Tax burdens across America

The taxes you pay and your social standing, change depending on the state you live in.

Data shows that middle and lower classes pay more taxes than upper classes around the U.S. Thanks to the information collected by the Institute on Taxation and Economic Policy (ITEP) (2018), Jenna Ross (2020) was able to compare the comparison between social classes and states at the time of paying taxes, for The Visual Capitalist.

The state of Washington has the greatest inequality gap between social classes: The lower class, which comprises 20% of the population, pays 6 times more taxes than the top 1% of wealthy families. This last is polarized by California, where they have the most equitable tax system; poor families pay 0.48 times more taxes paid by the rich. Overall, the system is still very regressive, as on average the poorest 20% pay 1.54 times more in taxes than the top 1%. 

Main Causes

There are two main reasons why this lack of equality exists; 1.How the state designs each tax, and 2.The state’s reliance on different tax sources. It’s better to see how each tax works. 

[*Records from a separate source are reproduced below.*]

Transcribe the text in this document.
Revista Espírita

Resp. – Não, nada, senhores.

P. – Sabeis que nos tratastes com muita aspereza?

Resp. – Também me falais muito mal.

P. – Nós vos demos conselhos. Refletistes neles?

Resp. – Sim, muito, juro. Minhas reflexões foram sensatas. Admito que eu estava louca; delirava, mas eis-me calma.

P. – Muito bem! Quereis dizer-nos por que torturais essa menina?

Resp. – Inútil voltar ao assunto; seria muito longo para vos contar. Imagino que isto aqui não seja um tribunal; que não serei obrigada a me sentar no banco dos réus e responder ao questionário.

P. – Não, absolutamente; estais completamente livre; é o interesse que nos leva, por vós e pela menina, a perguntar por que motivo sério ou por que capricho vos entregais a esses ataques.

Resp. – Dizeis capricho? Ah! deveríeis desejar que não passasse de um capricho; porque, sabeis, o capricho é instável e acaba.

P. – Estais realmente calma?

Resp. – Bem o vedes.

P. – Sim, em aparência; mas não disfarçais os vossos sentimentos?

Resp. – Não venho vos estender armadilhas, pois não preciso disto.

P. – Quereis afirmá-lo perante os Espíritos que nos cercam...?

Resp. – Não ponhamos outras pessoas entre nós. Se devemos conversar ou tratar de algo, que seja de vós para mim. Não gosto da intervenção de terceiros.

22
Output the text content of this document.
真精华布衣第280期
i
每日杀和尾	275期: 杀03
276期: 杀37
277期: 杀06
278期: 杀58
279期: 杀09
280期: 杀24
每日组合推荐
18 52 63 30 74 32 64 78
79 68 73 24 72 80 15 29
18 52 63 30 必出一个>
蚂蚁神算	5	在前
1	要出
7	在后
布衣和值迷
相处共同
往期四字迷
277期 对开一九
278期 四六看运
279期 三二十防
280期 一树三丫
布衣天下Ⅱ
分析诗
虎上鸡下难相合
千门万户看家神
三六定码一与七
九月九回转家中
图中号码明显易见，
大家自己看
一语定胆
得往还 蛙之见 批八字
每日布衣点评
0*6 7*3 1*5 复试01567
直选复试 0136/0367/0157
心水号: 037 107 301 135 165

The Sales & Excise Taxes applies only to spent income, and exempt saved income. Families with higher household income are able to save more than families with lower income (who are practically unable to save). Some states include food as a sales tax base, and in some low-income families, their biggest expense goes to food and groceries.

On Property Taxes, for the average household their home means most of their wealth. Therefore most of their wealth is taxed. But for wealthier households, there are stock portfolios, business equity, and other assets, which are exempt from property taxes. So: what happens with people who do not own a home? The landlord most likely collects the rent along with the taxes he must pay on the property. Since income comprises a much larger share of the expenses for poorer families, this makes the property tax even more biased and discriminatory. 

The system

This system affects the middle class but affects, even more, the poorer classes. They don’t have a lot of means to be able to save for the future. And adding on to that injustice the upper class does not pay equitable taxes on their income, so, therefore, the states do not grow at a faster pace which means there is a lack of opportunities for the lower classes.

The  change & solution

By implementing these points, states can create a much more equitable system for all classes.

  • Graduated income tax rates
  • Additional tax over a high-income threshold (e.g $1 million)
  • Limits on tax breaks for upper-income taxpayers
  • Targeted low-income tax credits
  • Lower reliance on regressive consumption taxes

Ross, J. (2020). Visualizing Unequal State Tax Burdens Across America. Retrieved February 2020, from

Weihe, M., Grundman, D., Christensen Gee, L., Gardner, M., Davis, C., & Davis, A. (2018). Who pays?: A distributional analysis of the tax systems in all 50 states (6th ed.). Washington D.C., D.C.: Institute on Taxation & Economic Policy.